4. Researchers studied how prevalent racism is in the US labor market.  To do so they randomly assigned identical resumes to white-sounding and black-sounding names before submitting them to employers.  They then recorded the number of calls these ficticious job searchers received regarding their job application.  The study showed that 3.2% more resumes with white-sounding names received calls than their black-sounding counterparts.  The margin of error was only .015 so if in truth there was no racism at play here, then the study had a 1.9*10^-5 chance of recording this 3.2% difference by random chance.  Clearly the result is significant and the call back rate is not the same for black and white sounding names.

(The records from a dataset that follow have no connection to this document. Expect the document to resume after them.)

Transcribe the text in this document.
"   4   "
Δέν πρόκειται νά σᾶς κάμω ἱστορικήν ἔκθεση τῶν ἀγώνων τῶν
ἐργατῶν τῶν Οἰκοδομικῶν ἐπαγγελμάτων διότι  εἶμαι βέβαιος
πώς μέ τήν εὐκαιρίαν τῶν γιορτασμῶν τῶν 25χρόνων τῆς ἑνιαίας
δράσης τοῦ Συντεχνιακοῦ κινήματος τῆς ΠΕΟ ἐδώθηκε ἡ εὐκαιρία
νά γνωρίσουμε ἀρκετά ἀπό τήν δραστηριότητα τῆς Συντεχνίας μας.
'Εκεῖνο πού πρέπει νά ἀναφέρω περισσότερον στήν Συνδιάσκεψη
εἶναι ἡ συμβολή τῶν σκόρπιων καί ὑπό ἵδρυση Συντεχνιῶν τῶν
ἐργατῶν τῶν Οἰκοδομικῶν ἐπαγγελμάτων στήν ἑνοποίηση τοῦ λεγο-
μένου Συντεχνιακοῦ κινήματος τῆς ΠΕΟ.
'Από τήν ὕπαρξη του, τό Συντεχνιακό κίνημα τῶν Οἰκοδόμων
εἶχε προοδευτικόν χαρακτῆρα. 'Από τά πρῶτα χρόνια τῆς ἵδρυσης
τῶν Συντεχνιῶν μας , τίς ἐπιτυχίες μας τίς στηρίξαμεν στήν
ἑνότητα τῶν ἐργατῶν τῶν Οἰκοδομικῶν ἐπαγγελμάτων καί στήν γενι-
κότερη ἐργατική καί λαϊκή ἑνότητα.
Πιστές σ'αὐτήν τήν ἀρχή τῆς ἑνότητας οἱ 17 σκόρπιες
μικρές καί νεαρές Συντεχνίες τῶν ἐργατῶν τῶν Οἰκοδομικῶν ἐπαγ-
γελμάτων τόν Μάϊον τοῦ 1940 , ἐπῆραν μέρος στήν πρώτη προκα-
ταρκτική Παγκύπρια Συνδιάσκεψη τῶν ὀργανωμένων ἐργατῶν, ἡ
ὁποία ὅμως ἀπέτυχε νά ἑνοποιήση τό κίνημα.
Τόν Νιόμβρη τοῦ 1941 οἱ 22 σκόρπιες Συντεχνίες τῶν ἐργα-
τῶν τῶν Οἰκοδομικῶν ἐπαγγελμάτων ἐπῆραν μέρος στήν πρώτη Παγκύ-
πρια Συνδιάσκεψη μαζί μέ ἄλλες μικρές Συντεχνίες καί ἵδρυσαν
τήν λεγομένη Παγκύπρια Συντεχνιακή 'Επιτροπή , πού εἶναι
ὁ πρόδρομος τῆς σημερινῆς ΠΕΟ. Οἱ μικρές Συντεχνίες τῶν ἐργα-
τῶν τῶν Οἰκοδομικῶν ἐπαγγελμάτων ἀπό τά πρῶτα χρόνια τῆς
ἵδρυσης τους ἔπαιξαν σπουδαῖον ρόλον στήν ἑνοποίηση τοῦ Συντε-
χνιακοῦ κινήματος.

5. The description of the experiment is frustratingly ambiguous.  The study says it randomly assigns identical resumes to the different groups.  Does that mean that each group gets one of every resume in the pool?  Does it mean that all the resumes are the same?  If its either of these cases then racism is the biggest effect in callback success.  However, if there are lots of different resumes that look similar with different qualifications, then the qualifications are probably the biggest factor in call back success.  I would modify the study so that the same resumes are assigned to white and black names, or perhaps break the analysis up and only compare resumes based on how qualified they are.  Perhaps I could split the analysis into three categories of resume qualification: low, medium, and highly qualified.